The conversations were filmed to demonstrate to other community members how important it is to value the expertise of people living with dementia as well as the importance of human connection.
The Bigger Hearts project was launched in September in Ballarat by local campaigners Edie Mayhew and Anne Tudor to help build a more dementia friendly community.
Ms Mayhew is living with dementia and together with her partner and carer Ms Tudor she advocates for a better understanding and more support for people living with dementia.
Through the Bigger Heart project they encourage the community to start thinking about how they can make their environment dementia-friendly and more welcoming for people living with a cognitive impairment.
“The community of Ballarat has totally taken Bigger Hearts to heart. We’ve been delighted by the response to the campaign so far and we are looking forward to sharing more as we progress,” Ms Mayhew says.
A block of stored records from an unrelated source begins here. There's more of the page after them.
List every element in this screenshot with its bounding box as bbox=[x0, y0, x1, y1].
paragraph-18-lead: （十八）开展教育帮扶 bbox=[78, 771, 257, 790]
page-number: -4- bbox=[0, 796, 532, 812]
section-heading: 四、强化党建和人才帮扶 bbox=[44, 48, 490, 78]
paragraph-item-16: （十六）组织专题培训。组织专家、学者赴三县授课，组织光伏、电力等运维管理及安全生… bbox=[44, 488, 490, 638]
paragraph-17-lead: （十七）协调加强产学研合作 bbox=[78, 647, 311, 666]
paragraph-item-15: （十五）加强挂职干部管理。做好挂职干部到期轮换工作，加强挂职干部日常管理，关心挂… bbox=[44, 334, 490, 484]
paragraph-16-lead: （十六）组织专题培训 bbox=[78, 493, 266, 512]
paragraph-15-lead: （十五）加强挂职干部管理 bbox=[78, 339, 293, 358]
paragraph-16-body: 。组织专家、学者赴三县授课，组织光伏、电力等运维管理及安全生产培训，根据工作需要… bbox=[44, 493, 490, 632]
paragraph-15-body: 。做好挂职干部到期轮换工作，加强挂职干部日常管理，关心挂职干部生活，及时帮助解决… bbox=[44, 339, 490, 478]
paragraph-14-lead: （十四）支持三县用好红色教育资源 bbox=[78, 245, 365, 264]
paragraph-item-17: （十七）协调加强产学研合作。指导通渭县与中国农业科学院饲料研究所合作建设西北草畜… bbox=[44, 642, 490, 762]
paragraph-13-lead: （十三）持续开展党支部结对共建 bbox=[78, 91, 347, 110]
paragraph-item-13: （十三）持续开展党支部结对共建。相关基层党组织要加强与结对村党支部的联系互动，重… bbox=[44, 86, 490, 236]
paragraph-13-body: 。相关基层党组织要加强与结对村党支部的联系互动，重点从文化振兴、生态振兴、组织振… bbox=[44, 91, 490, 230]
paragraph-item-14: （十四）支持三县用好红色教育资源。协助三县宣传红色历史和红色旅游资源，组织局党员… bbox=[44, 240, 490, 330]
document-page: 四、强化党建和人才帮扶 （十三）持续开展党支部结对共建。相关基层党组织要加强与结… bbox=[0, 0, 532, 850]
Janine Walker, Story Catcher and Leading Senior Constable Ballarat Police Proactive Unit says she was honoured to be part of the Bigger Hearts gatherings and proud of the Ballarat community banding together to break down the stigma around dementia.
“There is no reason why people with dementia can’t be included in all sorts of activities and events in our community. I especially enjoyed listening to the stories and learning about the lives of the people I met, beyond the fact that they are living with dementia,” Leading Senior Constable Walker says.
According to a recent report by Alzheimer’s Australia people living with dementia can continue doing many of the things they did before they were diagnosed with dementia, if they’re supported by the community.
However, research has also shown that people with dementia are twice as likely not to see friends and twice as likely to experience loneliness.
Dr Catherine Barrett, Director Celebrate and Bigger Hearts Project Coordinator highlights that “the stigma of dementia means some community members don’t know how to respond to someone living with dementia and those living with dementia then miss important human connection and support service”.
“We need to act now to prepare our community to think about how everyone can help to make a difference,” Dr Barrett says.
Edie Mayhew and Anne Tudor are hoping the Bigger Hearts film will help by breaking down the stigma of dementia, recognising the expertise and experiences of people living with dementia and by showing Story Catchers reflecting on how they enjoyed conversations with people with dementia.
The film will be offered as an educational resource for families, communities and services to show the importance of listening to people living with dementia.
“We think this film is unique in our approach to showing Australians how to reach out and talk to someone with dementia,” they say.